Sie stand auf einem kleinen Berg, von dem aus sie auf die Stadt blicken konnte. Weit vor ihr lag die Schule, in der ihre Klassenkameraden gerade über einen Test ins Schwitzen kamen. Ein Lächeln huschte über ihre Lippen, denn sie stand hier oben, hatte den Stress hinter sich gelassen. Sie stand hier oben und war frei.
Nie wieder würde sie einen Test schreiben müssen. Nie wieder würde ein Lehrer mit ihr schimpfen, weil sie etwas falsch gemacht oder etwas vergessen hatte.
Ein weiterer Windhauch umschmeichelte ihren Körper und zerrte leicht an ihrer Kleidung. Die Haare wehten ihr ins Gesicht.
Sie drehte sich um.
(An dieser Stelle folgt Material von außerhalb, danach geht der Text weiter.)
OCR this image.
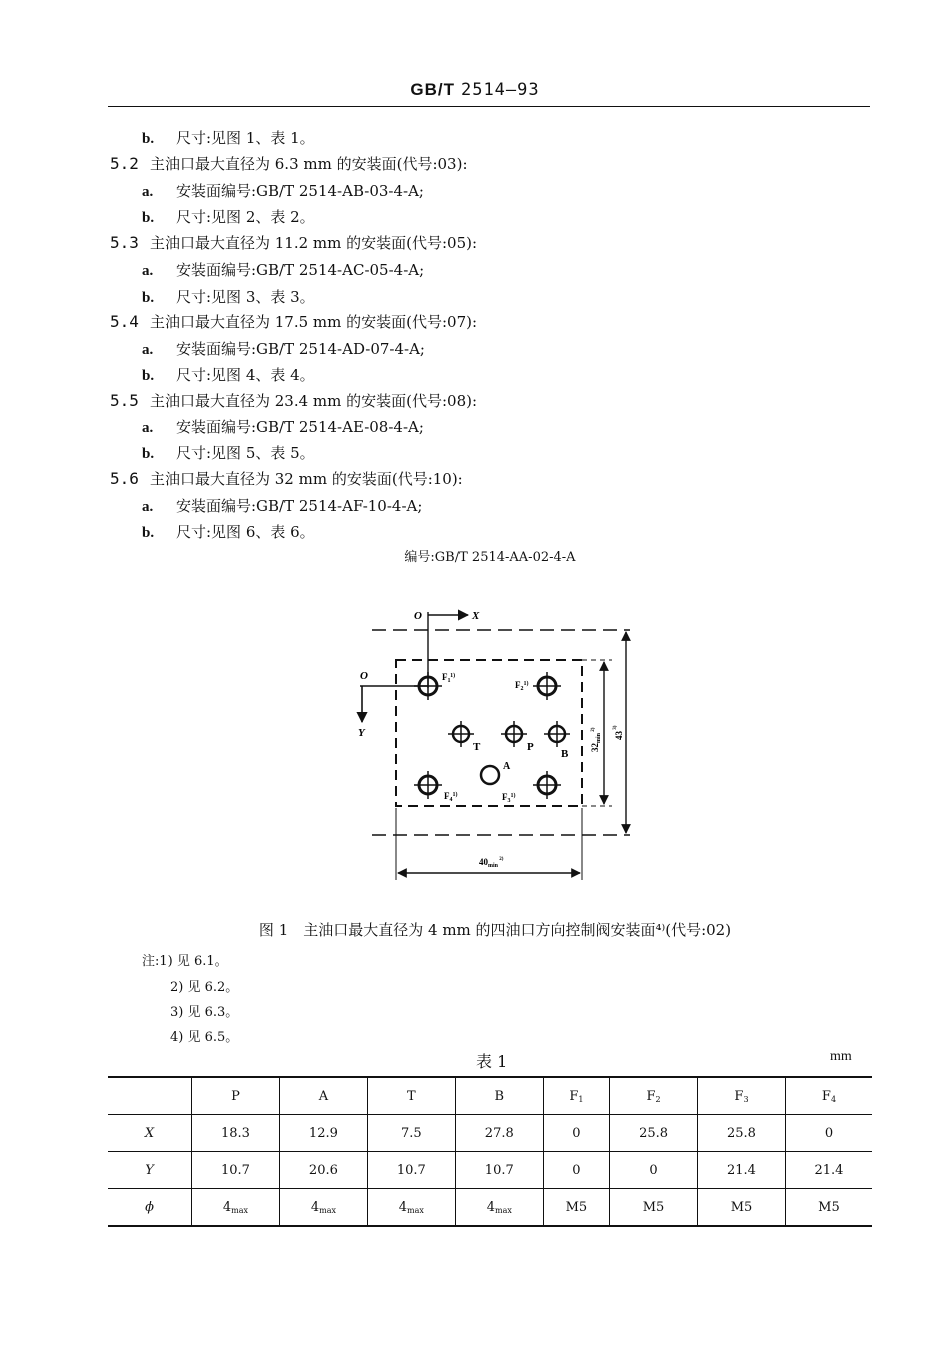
GB/T 2514—93
b. 尺寸:见图 1、表 1。
5.2 主油口最大直径为 6.3 mm 的安装面(代号:03):
a. 安装面编号:GB/T 2514-AB-03-4-A;
b. 尺寸:见图 2、表 2。
5.3 主油口最大直径为 11.2 mm 的安装面(代号:05):
a. 安装面编号:GB/T 2514-AC-05-4-A;
b. 尺寸:见图 3、表 3。
5.4 主油口最大直径为 17.5 mm 的安装面(代号:07):
a. 安装面编号:GB/T 2514-AD-07-4-A;
b. 尺寸:见图 4、表 4。
5.5 主油口最大直径为 23.4 mm 的安装面(代号:08):
a. 安装面编号:GB/T 2514-AE-08-4-A;
b. 尺寸:见图 5、表 5。
5.6 主油口最大直径为 32 mm 的安装面(代号:10):
a. 安装面编号:GB/T 2514-AF-10-4-A;
b. 尺寸:见图 6、表 6。
编号:GB/T 2514-AA-02-4-A
O	X
O
Y
$F_1^{1)}$
$F_2^{1)}$
T	P
B
A
$F_4^{1)}$	$F_3^{1)}$
$32_{min}$ $^{2)}$
43 $^{3)}$
$40_{min}$ $^{2)}$
图 1　主油口最大直径为 4 mm 的四油口方向控制阀安装面⁴⁾(代号:02)
注:1) 见 6.1。
2) 见 6.2。
3) 见 6.3。
4) 见 6.5。
表 1	mm
	P	A	T	B	$F_1$	$F_2$	$F_3$	$F_4$
X	18.3	12.9	7.5	27.8	0	25.8	25.8	0
Y	10.7	20.6	10.7	10.7	0	0	21.4	21.4
ϕ	$4_{max}$	$4_{max}$	$4_{max}$	$4_{max}$	M5	M5	M5	M5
Behutsam setzte sie ihre nackten Füße auf den feuchten Boden und spürte dabei, wie das hohe Gras sie kitzelte.
Langsam verließ sie den Berg und kehrte dabei der Stadt den Rücken zu.
Das Gefühl zu gehen, das alte Leben hinter sich gelassen zu haben, war für sie einfach unbeschreiblich.
Plötzlich hörte sie Schritte. Langsam kam sie wieder zu sich. Ihr Blick klärte sich und noch immer lag der Test vor ihr. Vorsichtig griff sie nach einem Stift und fing an zu schreiben.